Oxylabs, the proxy and public web data acquisition solution provider enabling companies of all sizes to utilise the power of big data, has published a whitepaper, Alternative Data Unlocks Key Decisions in the UK & US Finance Industries, finding almost three-quarters (71 per cent) of financial services organisations are now using web scraping to gather external data to guide their decision-making.
In cooperation with Censuswide, Oxylabs surveyed 500 UK-based and 501 US-based senior data decision-makers from UK and US financial services companies, gathering insights on attitudes towards data collection in the sector.
Internal data (74 per cent) remains the most popular source for businesses, but there are clear signs web scraping is set to overtake it in the near future. Over two-thirds of respondents (68 per cent) plan to increase their data budgets in the coming year, while 80 per cent believe they will focus more strongly on web scraping in the same period.

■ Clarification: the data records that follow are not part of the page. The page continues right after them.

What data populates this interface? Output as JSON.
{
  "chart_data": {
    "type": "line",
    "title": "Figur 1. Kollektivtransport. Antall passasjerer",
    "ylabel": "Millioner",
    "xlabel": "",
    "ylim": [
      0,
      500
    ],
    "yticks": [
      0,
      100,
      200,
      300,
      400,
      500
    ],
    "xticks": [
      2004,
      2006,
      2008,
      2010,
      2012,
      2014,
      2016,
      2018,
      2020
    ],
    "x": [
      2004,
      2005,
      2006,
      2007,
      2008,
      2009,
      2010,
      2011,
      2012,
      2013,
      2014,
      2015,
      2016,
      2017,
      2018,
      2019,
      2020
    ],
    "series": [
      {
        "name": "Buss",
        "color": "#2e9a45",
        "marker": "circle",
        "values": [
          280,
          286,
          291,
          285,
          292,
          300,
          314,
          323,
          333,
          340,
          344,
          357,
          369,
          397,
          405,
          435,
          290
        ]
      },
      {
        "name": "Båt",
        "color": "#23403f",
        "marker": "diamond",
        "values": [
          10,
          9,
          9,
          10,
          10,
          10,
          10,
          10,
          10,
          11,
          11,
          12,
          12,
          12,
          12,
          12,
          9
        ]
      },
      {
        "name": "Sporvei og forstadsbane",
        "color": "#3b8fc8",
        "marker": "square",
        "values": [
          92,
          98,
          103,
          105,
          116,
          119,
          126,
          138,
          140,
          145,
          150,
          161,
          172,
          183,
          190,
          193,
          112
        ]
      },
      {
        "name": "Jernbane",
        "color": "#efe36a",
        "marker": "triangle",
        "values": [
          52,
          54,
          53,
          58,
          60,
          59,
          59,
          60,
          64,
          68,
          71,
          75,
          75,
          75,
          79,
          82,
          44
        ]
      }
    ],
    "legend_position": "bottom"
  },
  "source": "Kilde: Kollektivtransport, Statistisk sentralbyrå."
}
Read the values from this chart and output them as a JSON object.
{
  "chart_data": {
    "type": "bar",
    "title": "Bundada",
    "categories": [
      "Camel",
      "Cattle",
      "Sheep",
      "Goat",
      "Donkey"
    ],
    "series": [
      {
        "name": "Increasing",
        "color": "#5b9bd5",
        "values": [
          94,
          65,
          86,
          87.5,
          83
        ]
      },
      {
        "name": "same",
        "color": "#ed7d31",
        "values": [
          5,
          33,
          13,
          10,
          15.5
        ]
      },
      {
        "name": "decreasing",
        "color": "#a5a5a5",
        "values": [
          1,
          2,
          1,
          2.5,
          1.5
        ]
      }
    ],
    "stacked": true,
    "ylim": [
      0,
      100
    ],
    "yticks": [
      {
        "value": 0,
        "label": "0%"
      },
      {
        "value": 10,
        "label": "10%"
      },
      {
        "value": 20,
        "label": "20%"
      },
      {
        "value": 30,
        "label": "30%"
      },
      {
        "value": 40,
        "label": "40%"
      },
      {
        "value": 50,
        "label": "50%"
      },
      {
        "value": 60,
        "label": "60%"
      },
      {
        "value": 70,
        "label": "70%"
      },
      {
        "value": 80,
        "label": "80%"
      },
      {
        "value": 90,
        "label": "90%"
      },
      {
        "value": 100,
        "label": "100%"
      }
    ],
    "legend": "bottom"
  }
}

Other methods, such as third-party data aggregators (used by 56 per cent) remain an important part of the data-gathering ecosystem, but are now a long way behind web scraping and internal data.
Gediminas Rickevičius, VP of global partnerships at Oxylabs, said: “Internal data is relatively cheap, efficient and company-unique, so it’s not a surprise that it’s the dominant acquisition method. Alternative data and web scraping being so close, however, is something completely new. There’s a clear interest and even necessity to uncover new ways of unearthing data-driven insights from untapped sources. It’s clear – financial services companies are expecting to get their edge through web-scraped alternative data.”
Despite web scraping’s rise, there remain some concerns among decision-makers about how to implement it in a safe, cost-effective, and compliant manner. Almost four in ten (38 per cent) state risk and legal complications as the main factors discouraging them from using web scraping. Alongside this, 36 per cent are concerned about budget constraints or the need to introduce complicated new technology, and 34 per cent believe they lack the technical know-how to make web scraping a success.
Vaidotas Šedys, head of risk management at Oxylabs, added: “Risk is inherent to all new technologies, as pioneering a new field means there are no footsteps to follow. Any web scraping risks, however, can be greatly mitigated by applying data collection and management best practices and employing legal and risk professionals to ensure web scraping is done in a compliant, safe and ethical way.”
He concluded: “These practices may take some time to get used to, but done in the right way, there’s every chance that financial services businesses can gain valuable new insights, improve customer experiences and achieve strong ROI through web scraping.”